HARUN’UN SÖZLERİ MACİDE’Yİ KIZDIRDI
Harun, çok büyük bir reklam işi aldıklarını söyledi. Bu işi yönlendirenin de Dündar olduğunu ifade etti. Macide, ‘Manyak oğlundan kurtulduk sıra babasına mı geldi’ diyerek öfkelendi. Harun, Asuman’a kızlarını çağırtarak masada iş konuşacaklarını ifade etti.
KENAN ODADA GİZLENDİ
Rüçhan her şeyden habersiz kızının odasına geldi. Sevda ve Kenan ne yapacağını ilkten bilemedi. Sonrasında Kenan odada bir yere saklandı. Rüçhan kızıyla konuştuktan sonra odadan ayrıldı.

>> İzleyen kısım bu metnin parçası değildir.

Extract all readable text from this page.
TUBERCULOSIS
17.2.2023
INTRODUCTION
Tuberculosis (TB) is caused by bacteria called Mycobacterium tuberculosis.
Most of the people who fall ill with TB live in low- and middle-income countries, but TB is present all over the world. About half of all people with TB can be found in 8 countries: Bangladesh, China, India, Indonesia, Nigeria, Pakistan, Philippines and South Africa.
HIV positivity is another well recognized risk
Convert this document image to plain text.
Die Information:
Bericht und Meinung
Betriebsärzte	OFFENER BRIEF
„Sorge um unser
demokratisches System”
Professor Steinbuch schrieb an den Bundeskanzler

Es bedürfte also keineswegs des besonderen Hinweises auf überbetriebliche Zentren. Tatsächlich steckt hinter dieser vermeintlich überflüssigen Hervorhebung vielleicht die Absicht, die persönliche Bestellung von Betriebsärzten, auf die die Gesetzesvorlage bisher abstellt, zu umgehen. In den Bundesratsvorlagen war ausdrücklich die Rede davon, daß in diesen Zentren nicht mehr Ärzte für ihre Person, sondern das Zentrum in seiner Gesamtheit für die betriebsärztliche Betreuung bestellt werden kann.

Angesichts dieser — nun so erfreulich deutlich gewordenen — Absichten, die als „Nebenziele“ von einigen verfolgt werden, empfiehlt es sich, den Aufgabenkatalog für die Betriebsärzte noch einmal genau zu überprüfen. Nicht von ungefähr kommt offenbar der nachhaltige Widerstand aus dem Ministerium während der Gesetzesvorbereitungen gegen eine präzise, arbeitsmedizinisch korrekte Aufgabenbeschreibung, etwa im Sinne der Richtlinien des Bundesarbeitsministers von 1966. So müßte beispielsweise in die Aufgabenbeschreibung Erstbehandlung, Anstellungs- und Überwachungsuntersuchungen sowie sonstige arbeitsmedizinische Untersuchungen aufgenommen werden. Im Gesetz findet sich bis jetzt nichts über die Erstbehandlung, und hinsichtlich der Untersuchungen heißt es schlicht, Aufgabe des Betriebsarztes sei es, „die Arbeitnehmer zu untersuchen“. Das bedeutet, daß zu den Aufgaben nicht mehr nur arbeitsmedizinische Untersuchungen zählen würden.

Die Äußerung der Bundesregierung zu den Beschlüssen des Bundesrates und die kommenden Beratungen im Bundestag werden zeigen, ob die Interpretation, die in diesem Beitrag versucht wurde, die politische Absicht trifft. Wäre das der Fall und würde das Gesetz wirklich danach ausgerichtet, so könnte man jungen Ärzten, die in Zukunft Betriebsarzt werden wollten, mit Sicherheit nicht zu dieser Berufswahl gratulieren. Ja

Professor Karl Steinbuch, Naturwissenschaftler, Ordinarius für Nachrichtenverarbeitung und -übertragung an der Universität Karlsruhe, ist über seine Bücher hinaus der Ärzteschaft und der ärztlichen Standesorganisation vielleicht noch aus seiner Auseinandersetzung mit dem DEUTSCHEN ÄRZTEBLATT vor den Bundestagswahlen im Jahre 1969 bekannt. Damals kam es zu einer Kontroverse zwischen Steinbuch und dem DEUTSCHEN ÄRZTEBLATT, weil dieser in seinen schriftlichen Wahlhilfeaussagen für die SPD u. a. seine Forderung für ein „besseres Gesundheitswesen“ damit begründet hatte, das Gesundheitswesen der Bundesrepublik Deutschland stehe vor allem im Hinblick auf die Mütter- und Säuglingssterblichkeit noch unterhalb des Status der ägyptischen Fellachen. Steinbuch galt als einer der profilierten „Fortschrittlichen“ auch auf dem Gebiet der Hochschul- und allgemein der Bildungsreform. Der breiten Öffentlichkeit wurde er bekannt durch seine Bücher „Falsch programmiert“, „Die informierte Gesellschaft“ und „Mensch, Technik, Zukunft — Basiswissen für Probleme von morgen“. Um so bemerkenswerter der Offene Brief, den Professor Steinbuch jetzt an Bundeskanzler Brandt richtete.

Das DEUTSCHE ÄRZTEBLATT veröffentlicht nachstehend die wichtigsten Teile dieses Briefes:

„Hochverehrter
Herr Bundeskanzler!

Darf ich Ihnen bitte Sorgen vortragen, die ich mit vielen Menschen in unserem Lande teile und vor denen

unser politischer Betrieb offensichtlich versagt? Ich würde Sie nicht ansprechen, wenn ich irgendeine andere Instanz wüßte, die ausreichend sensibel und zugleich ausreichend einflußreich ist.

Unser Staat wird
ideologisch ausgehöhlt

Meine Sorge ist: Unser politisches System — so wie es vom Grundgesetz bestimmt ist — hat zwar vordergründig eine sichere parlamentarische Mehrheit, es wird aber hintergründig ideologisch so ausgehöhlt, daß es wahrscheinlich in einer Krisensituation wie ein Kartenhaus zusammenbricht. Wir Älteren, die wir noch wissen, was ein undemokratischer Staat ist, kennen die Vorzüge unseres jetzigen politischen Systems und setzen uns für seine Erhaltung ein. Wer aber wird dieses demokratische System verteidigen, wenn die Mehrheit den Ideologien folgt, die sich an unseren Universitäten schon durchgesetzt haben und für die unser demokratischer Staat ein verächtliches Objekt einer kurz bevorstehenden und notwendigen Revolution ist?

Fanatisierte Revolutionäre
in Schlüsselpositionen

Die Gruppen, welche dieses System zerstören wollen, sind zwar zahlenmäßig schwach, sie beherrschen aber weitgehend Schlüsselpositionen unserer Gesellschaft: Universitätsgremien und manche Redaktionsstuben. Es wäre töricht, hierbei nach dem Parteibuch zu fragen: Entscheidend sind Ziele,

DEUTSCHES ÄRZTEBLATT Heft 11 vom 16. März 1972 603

MACİDE MASADA GERGİNLİK YARATTI
Harun, Ebru ve Figen ile iş konuşurken yemek masasında Macide, Asuman’ı yanına çağırdı. Dergilerini sorduktan sonra Asuman’dan Figen’in çayını tazelemesini istedi. Asuman ‘Ben kızıma çay koymaktan gurur duyarım’ derken Figen bunu kabul etmeyerek Asuman’a yapmamasını söyledi.
FİGEN HER ŞEYİ ÖĞRENDİ
Dündar, Rona’ların köşküne ziyarete geldi. Harun’la görüşürken Aras’da aşağıya indi. Dündar’a paltosuz gezmemesini tavsiye ederek imada bulundu. Rüçhan’ı öpmek isterken Rüçhan onu uzaklaştırmaya çalıştı. Harun kolundan tutarak uzaklaştırmak isterken Aras daha çok sinirlendi. Figen ve Ebru tam olarak gitmek üzereydi ki Aras onlarada engel oldu, ‘Bu söyleyeceklerim en çok seni ilgilendiriyor. Bu kardeşine inan’ dedi. Harun tekrardan uyarırken Aras, ‘Figen canım kardeşim, sen benim kızım değilsin. Sen Harun Rona’nın kızısın’ diyerek her şeyi itiraf etti. Aras, ‘Ben Harun Rona’nın günahlarının dilsiz tarafıyım’ diye bağırığ öfkesini sustu. Figen, Harun’a doğru olup olmadığını sorarken de araya Aras girerek, ‘Neden babanın kirli ellerini öpmüyorsun Figen’ dedi. Figen’Kendi günahlarını kendi oğlunun boynuna asacak kadar iğrençsin, benim tek bir babam vardı o da öldü. Sen bırak benim babam olmayı benim düşmanım bile olamazsın. Buna bile layık değilsin’ dedikten sonra kardeşiyle beraber köşkten ayrıldı.
DAVETSİZ MİSAFİR
Köşkte sular durulmazken davetsiz misafir çıka geldi. Köşke gelenin Figen’in annesi Fatma olduğu anlaşıldı. Macide, ‘Sen nereden çıktın’ diye sordu. Fatma, ‘Gömmeye çalıştığınız yerden’ cevabını verdi. Macide’de daha da çok sinirlenerek ‘Seni de öldürmeyeliydik’ dedi. Harun, Fatma’ya ne istediğini sordu. Fatma’da ‘Ben senden hiçbir şey istemiyorum ölmen dışında diyerek silah doğrulttu. Harun’a ateş etti. Harun kanlar içinde yere yığıldı.